III. KERANGKA PEMIKIRAN
3.1 Kerangka Teoritis 3.1.1 Konsep Kesediaan untuk Menerima (Willingness to Accept/WTA) Willingness to Accept (WTA) menunjukkan seberapa kemampuan individu menerima kerusakan yang terjadi pada lingkungan. Berbeda halnya dengan WTP, WTA tidak terkait dengan pendapatan. Kecenderungannya, ketika seseorang ditanya tentang kesediaan menerima, jawaban mereka dapat lebih tinggi dari kesediaan untuk membayar pada jenis barang dan jasa lingkungan yang sama. Kesediaan untuk menerima (WTA) merupakan suatu ukuran dalam konsep penilaian ekonomi dari barang/jasa lingkungan yang memberikan informasi tentang besarnya dana kompensasi yang bersedia diterima masyarakat terhadap penurunan kualitas lingkungan disekitarnya yang setara dengan biaya perbaikan kualitas lingkungan tersebut. Penilaian barang/jasa lingkungan dari sisi WTA mempertanyakan seberapa besar jumlah minimum uang yang bersedia diterima seseorang (rumah tangga) setiap bulan/tahun sebagai kompensasi atas diterimanya kerusakan lingkungan (Hanley dan Spash, 1993).
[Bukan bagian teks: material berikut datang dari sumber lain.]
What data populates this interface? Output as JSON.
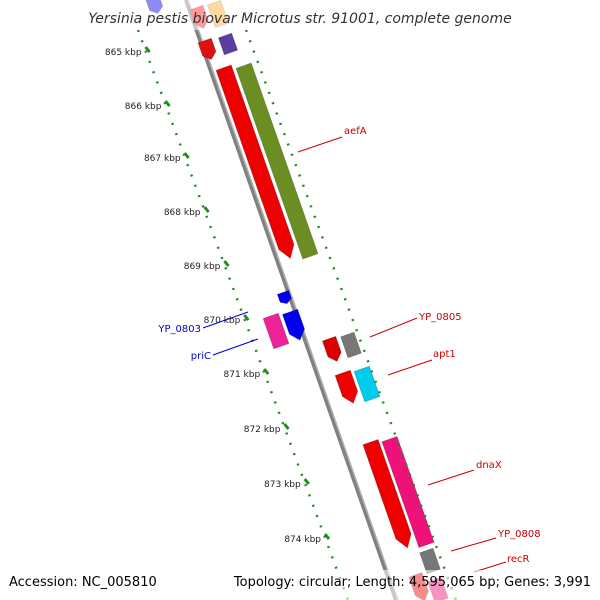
{
  "title": "Yersinia pestis biovar Microtus str. 91001, complete genome",
  "footer": {
    "accession": "Accession: NC_005810",
    "summary": "Topology: circular; Length: 4,595,065 bp; Genes: 3,991"
  },
  "colors": {
    "backbone": "#808080",
    "tick_ring": "#228b22",
    "label_forward": "#cc0000",
    "label_reverse": "#0000cc"
  },
  "kbp_ticks": [
    "865 kbp",
    "866 kbp",
    "867 kbp",
    "868 kbp",
    "869 kbp",
    "870 kbp",
    "871 kbp",
    "872 kbp",
    "873 kbp",
    "874 kbp"
  ],
  "genes": [
    {
      "id": "aefA",
      "label": "aefA",
      "strand": "forward",
      "color": "#cc0000"
    },
    {
      "id": "YP_0805",
      "label": "YP_0805",
      "strand": "forward",
      "color": "#cc0000"
    },
    {
      "id": "apt1",
      "label": "apt1",
      "strand": "forward",
      "color": "#cc0000"
    },
    {
      "id": "dnaX",
      "label": "dnaX",
      "strand": "forward",
      "color": "#cc0000"
    },
    {
      "id": "YP_0808",
      "label": "YP_0808",
      "strand": "forward",
      "color": "#cc0000"
    },
    {
      "id": "recR",
      "label": "recR",
      "strand": "forward",
      "color": "#cc0000"
    },
    {
      "id": "YP_0803",
      "label": "YP_0803",
      "strand": "reverse",
      "color": "#0000cc"
    },
    {
      "id": "priC",
      "label": "priC",
      "strand": "reverse",
      "color": "#0000cc"
    }
  ]
}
Beberapa pendekatan yang digunakan dalam perhitungan WTA untuk menilai penurunan kondisi lingkungan, antara lain: 1. Menghitung jumlah yang bersedia diterima oleh individu untuk mengurangi dampak negatif pada lingkungan karena adanya suatu kegiatan pembangunan. 2. Menghitung pengurangan nilai atau harga dari suatu barang akibat semakin menurunnya kualitas lingkungan.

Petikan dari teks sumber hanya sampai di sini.